Scala tests comparing optional value #64

Closed PootieT closed 1 year ago

PootieT commented 1 year ago

Example: HumanEval_90_next_smallest

Program that failed:

import scala.math._
import scala.collection.mutable._
object Problem {
    def nextSmallest(lst : List[Long]) : Option[Long] = {
        val sortedList = lst.sorted.distinct
        if (sortedList.length < 2) None else Some(sortedList(1))
    }
    def main(args: Array[String]) = {
    // Current test: test fail because `2l` is not the same as `Some(2l)`
    assert(nextSmallest((List[Long](5l.toLong, 1l.toLong, 4l.toLong, 3l.toLong, 2l.toLong))).equals(2l));
    // Modified test: comparing optional output with optional value
    assert(nextSmallest((List[Long](1l.toLong, 2l.toLong, 3l.toLong, 4l.toLong, 5l.toLong))).equals(Some(2l)));
    //assert(nextSmallest((List[Long]())).equals(None));
    //assert(nextSmallest((List[Long](1l.toLong, 1l.toLong))).equals(None));
    //assert(nextSmallest((List[Long](1l.toLong, 1l.toLong, 1l.toLong, 1l.toLong, 0l.toLong))).equals(1l));
    //assert(nextSmallest((List[Long](1l.toLong, 1l.toLong))).equals(None));
    //assert(nextSmallest((List[Long](-35l.toLong, 34l.toLong, 12l.toLong, -45l.toLong))).equals(-35l));
    }

}

There was a similar fix a few weeks ago for a different language but I can't remember which language that is..

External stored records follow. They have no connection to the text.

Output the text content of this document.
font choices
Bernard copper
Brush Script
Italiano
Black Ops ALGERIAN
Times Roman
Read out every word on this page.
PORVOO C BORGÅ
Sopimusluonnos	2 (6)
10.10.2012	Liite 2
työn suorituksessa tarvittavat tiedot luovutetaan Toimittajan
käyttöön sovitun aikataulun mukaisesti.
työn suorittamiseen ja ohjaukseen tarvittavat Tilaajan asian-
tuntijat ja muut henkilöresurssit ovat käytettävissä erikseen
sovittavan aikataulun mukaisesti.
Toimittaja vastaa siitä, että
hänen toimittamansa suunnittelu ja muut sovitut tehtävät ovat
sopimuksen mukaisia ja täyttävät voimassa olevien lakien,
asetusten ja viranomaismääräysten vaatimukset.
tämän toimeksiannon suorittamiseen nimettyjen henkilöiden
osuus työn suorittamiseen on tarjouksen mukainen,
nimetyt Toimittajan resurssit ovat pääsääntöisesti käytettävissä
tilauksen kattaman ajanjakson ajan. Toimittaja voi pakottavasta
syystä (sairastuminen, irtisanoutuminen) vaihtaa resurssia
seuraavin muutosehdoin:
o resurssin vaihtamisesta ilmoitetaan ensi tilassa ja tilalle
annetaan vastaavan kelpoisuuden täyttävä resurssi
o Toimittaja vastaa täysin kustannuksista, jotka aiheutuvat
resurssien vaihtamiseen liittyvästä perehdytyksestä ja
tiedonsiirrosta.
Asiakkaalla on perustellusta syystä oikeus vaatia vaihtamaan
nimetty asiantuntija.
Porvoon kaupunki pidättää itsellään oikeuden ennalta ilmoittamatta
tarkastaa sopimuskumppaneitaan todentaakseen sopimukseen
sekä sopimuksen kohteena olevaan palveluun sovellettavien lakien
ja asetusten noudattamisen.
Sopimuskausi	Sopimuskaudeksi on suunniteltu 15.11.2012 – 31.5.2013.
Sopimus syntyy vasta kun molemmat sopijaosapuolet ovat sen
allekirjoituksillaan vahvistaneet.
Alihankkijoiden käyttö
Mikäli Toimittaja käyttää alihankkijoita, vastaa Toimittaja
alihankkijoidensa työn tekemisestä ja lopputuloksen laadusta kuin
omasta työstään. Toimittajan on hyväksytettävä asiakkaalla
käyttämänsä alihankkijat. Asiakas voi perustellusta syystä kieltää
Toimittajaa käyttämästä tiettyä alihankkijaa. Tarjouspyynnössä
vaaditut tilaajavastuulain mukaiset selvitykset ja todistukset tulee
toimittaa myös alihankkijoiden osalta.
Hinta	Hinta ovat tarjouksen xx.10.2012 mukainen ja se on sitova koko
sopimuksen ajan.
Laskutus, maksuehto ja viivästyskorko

arjunguha commented 1 year ago

@abhijangda I thought we had fixed this--maybe I misunderstood.

@PootieT you do have the latest prompts in the JSON files in this repo, right?

PootieT commented 1 year ago

I checked the main branch's prompt folder and yeah I still see the same error as my version

https://github.com/nuprl/MultiPL-E/blob/2804ca8ed06b1fb0808f84955c4c85f311bfc51b/prompts/humaneval-scala-reworded.json#LL1005C43-L1005C43

the last update to dataset_builder/humaneval_to_scala.py file also seem to be 3 months ago.

arjunguha commented 1 year ago

This is merged in.